本書では病気で顔が変わってしまった著者による、恋愛やセックス、結婚や人生観も盛り込んで、話が展開してゆきます。バブル真っただ中に付き合っていた彼氏には「1千万円あげるから整形手術をしていいよ」と言われたと回想しています。「ヒューマニズムでセックスさせるな」と言われたこともあるそうです。インターネットが普及してからは、いわゆる「出会い系」で出会った人たちとのエピソードも盛り込まれています。

自分の「顔」が好きか、嫌いか

本書の最後で、山中登志子さんは

自分のからだも顔も、好きとはいえない。でも、嫌いでもない。微妙だ。でも、もっと好きなりたいと思っている。まだまだこの「変わった顔」から課題をもらっている。(p.245)

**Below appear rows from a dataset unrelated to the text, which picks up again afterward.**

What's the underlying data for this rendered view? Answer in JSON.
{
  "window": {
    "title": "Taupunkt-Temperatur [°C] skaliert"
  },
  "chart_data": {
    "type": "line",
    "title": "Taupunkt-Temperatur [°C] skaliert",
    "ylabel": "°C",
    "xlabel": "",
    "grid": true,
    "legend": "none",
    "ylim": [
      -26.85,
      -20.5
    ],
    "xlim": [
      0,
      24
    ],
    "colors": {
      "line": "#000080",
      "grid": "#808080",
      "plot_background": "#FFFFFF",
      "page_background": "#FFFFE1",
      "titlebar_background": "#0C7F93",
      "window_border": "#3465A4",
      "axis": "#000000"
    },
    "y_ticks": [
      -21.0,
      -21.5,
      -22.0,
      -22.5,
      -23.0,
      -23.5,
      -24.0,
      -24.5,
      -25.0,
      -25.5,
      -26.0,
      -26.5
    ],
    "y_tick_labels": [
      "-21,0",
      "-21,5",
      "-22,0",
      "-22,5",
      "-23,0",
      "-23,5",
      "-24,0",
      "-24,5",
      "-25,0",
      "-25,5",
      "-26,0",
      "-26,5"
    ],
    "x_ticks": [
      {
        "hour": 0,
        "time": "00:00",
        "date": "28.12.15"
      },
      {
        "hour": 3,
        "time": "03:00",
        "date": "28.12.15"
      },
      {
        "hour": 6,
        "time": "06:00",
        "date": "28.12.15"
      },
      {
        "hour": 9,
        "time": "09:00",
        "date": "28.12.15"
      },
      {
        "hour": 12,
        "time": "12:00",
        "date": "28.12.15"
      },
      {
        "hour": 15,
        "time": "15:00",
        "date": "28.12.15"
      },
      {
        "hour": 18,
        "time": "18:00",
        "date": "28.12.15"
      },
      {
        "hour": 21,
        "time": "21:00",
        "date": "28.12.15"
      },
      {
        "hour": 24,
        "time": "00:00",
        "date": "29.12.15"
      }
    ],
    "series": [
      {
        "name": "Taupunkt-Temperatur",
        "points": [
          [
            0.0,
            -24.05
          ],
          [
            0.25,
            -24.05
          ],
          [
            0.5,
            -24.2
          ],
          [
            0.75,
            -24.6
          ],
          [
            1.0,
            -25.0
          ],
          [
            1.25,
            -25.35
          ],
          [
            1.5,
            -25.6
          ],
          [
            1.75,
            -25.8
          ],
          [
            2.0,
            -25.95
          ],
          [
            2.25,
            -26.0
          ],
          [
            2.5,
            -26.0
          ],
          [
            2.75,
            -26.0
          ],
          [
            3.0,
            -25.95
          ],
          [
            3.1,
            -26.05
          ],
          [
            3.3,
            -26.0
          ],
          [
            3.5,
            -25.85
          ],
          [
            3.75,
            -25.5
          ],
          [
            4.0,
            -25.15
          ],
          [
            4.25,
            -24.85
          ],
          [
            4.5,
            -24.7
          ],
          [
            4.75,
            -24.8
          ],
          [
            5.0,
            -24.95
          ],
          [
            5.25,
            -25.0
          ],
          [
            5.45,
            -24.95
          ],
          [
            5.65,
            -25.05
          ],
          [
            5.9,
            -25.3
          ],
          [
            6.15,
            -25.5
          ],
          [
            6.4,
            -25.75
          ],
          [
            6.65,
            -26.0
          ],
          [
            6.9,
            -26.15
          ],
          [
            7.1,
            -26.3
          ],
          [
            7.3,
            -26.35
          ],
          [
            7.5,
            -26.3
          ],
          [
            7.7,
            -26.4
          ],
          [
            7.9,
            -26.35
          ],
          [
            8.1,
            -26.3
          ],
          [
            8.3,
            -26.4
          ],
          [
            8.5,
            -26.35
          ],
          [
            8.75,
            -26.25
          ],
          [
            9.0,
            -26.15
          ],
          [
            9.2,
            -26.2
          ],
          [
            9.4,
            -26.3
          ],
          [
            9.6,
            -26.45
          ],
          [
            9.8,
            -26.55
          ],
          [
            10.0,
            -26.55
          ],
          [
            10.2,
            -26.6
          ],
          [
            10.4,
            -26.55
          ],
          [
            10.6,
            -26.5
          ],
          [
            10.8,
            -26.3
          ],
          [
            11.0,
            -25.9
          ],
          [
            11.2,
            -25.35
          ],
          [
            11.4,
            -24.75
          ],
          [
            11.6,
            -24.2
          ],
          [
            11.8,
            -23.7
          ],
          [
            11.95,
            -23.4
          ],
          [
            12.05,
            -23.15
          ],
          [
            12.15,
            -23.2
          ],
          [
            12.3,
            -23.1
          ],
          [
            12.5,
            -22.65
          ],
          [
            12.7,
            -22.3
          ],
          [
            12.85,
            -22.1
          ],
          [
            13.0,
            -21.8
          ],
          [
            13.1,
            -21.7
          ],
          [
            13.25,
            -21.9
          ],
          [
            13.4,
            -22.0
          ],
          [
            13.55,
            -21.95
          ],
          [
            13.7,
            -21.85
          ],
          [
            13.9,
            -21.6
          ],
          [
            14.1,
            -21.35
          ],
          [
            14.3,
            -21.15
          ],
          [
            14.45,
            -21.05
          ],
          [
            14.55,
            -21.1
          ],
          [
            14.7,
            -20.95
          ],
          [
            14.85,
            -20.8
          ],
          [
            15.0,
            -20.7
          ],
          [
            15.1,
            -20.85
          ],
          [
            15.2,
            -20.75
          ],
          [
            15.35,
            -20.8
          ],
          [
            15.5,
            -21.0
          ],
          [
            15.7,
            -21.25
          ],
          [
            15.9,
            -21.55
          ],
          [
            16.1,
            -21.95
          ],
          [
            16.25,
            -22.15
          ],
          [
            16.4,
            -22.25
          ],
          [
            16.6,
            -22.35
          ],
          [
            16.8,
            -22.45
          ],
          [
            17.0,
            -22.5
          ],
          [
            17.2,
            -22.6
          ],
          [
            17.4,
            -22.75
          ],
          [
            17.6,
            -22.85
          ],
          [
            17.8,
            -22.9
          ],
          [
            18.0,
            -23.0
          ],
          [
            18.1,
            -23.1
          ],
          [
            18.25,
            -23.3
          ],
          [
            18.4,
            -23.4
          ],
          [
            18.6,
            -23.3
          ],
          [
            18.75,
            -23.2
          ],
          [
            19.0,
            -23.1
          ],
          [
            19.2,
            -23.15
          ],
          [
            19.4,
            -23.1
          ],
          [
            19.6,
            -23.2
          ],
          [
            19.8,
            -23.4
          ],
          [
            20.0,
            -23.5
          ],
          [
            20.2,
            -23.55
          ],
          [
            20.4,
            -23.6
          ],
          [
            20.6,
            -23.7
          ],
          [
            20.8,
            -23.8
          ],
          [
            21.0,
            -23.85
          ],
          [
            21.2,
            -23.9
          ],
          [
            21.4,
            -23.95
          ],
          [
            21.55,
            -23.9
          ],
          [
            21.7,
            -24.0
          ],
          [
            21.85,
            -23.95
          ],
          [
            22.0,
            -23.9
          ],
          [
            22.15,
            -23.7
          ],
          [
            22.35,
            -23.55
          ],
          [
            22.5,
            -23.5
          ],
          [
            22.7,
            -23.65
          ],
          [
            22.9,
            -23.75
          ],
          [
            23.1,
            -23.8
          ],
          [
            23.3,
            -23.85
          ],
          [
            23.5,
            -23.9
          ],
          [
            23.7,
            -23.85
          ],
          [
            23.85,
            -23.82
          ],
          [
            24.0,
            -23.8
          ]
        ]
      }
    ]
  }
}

と結んでおられます。山中さんの場合、編集者という職業柄「人と違う」ことで、自分の存在を覚えてもらいやすいとも書いておられます。

この「自分のからだも顔も、好きとはいえない。でも、嫌いでもない。微妙だ。」というのは、多くの方が共感する言葉でもあるのではないかと思いました。「美の各社社会」とはよく言ったもので、誰もが自分の容姿について、なんらかを感じて生きているのではないでしょうか。

そういえば あさよるも昔、自分の容姿にコンプレックスがあって、他人と真正面から目を合わせられなかったことがありました。恥ずかしくて俯いてしまったり、顔を手で隠してしまったり、今もクセでやってしまいます。他人から容姿について特に指摘された記憶はありませんが、ちゃんと「美人じゃない」と空気を読んでいたのです……。コンプレックスについて、真っすぐ見つめてこなかったから、自分を振り返りつつ、コンプレックスから周りの人に勘違いをさせるような言動をしていたなあと思いました。

本書では、自分の容姿にコンプレックスがあっても、人間には「フェチ」があり、「どこかにあなたのマニアがいる」というのが印象的です。